In Comparative Example 4, although a weather resistant agent other than HASL was contained, HALS was not added. As a result, the wear resistance one year after outdoor exposure was significantly deteriorated, and the weather resistance was not satisfied.

In Comparative Example 5, a foam was produced using the polyolefin resin used as isoprene-modified polypropylene. In Comparative Example 5, the HALS added in the same manner as in Comparative Example 1 did not satisfy the condition (c). Specifically, the HALS added in Comparative Example 5 contains two or more secondary amino groups in one molecule, and the weight average molecular weight of the hindered amine-based light stabilizer is more than 1,500, but the amount of HALS added. Since the (content) was an addition amount exceeding the condition (c), the bubble diameter of the obtained foam was coarse. Moreover, the weather resistance was not satisfactory.

In Comparative Example 6, since the weather resistant agent was not added, the abrasion resistance after 1 year of outdoor exposure was very deteriorated, and the weather resistance was not satisfied.

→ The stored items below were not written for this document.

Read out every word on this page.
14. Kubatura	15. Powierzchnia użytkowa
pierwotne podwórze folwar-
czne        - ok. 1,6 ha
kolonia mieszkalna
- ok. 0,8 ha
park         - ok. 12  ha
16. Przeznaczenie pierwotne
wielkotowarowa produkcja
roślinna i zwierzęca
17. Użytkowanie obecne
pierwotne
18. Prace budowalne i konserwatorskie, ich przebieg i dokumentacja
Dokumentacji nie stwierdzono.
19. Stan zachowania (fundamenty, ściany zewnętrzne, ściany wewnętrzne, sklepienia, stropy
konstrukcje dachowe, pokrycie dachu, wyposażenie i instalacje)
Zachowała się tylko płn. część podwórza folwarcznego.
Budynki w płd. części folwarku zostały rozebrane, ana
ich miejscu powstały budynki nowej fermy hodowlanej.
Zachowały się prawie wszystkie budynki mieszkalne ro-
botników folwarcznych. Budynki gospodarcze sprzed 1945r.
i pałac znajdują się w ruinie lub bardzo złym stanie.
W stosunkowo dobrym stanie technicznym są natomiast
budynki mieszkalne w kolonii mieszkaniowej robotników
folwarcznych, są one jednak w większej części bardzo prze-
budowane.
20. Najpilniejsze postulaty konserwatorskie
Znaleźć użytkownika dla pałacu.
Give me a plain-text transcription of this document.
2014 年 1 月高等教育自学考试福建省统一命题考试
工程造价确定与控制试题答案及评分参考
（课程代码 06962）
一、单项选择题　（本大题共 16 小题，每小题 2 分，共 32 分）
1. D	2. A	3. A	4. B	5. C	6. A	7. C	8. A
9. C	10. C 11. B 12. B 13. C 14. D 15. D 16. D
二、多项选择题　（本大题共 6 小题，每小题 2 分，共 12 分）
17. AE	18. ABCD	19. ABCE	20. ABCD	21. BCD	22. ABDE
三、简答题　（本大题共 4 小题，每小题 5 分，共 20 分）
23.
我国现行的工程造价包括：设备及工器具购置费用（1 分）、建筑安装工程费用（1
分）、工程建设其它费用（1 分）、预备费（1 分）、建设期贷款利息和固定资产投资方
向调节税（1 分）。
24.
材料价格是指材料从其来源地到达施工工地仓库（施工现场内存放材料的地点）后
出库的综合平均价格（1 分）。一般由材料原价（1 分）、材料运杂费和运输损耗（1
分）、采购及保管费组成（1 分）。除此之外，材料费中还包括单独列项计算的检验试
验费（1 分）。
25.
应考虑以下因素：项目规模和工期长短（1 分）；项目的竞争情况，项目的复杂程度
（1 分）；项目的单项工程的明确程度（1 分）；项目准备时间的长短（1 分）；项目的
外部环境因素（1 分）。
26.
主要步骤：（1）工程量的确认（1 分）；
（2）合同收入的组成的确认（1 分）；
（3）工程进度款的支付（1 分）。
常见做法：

As described above, according to one embodiment of the present invention, (a) the bubble diameter is small, (b) it has excellent weather resistance, and (c) there is a risk of contamination, especially even after being stored outdoors. It is possible to provide a polyolefin-based resin non-crosslinked extruded foam and a cushioning material, which are less likely to be contaminated, (d) excellent in cost, production efficiency, recyclability and heat-sealing property, and (e) good in processability. Therefore, one embodiment of the present invention is suitable for a cushioning material for transporting key parts of an automobile whose contamination may lead to a serious defect, a cushioning material attached to a large trolley that can be stored outdoors, and the like. Available.

Claims (7)

It contains a polyolefin resin, a bubble nucleating agent containing a pyrolysis foaming agent and an organic acid (salt), and a hindered amine light stabilizer that satisfies any of the following conditions (a) to (c).
Polyolefin resin non-crosslinked extruded foam having a foaming ratio of 3 times or more:
Condition (a): The hindered amine-based light stabilizer does not contain or contains one secondary amino group in one molecule, and the content of the hindered amine-based light stabilizer is 100 parts by weight of the polyolefin-based resin. On the other hand, it is 0.001 part by weight to 3.000 parts by weight;
Condition (b): The weight average molecular weight of the hindered amine light stabilizer is 1,500 or less, and the content of the hindered amine light stabilizer is 0.001 weight by weight based on 100 parts by weight of the polyolefin resin. Parts to 3.000 parts by weight;
Condition (c): The hindered amine-based photostabilizer contains two or more secondary amino groups in one molecule, the weight average molecular weight of the hindered amine-based light stabilizer is more than 1,500, and the hindered amine-based photostabilizer is photostable. The content of the agent is 0.001 part by weight to 0.150 part by weight with respect to 100 parts by weight of the polyolefin resin. The polyolefin-based resin non-crosslinked extruded foam according to claim 1, wherein the polyolefin-based resin non-crosslinked extruded foam has an average cell diameter of 100 μm to 600 μm. The polyolefin-based resin non-crosslinked extruded foam according to claim 1 or 2, wherein the polyolefin-based resin non-crosslinked extruded foam has a thickness of 20 to 160 mm. The polyolefin-based resin non-crosslinked extruded foam according to any one of claims 1 to 3, wherein the polyolefin-based resin contains a polyethylene-based resin. The polyolefin-based resin non-crosslinked extruded foam according to claim 4, wherein the polyethylene-based resin contains 50% by weight or more of branched low-density polyethylene in 100% by weight of the polyethylene-based resin. The polyolefin-based resin non-crosslinked extruded foam according to any one of claims 1 to 5, wherein the closed-cell ratio of the polyolefin-based resin non-crosslinked extruded foam is 70% or more. A cushioning material containing the polyolefin-based resin non-crosslinked extruded foam according to any one of claims 1 to 6.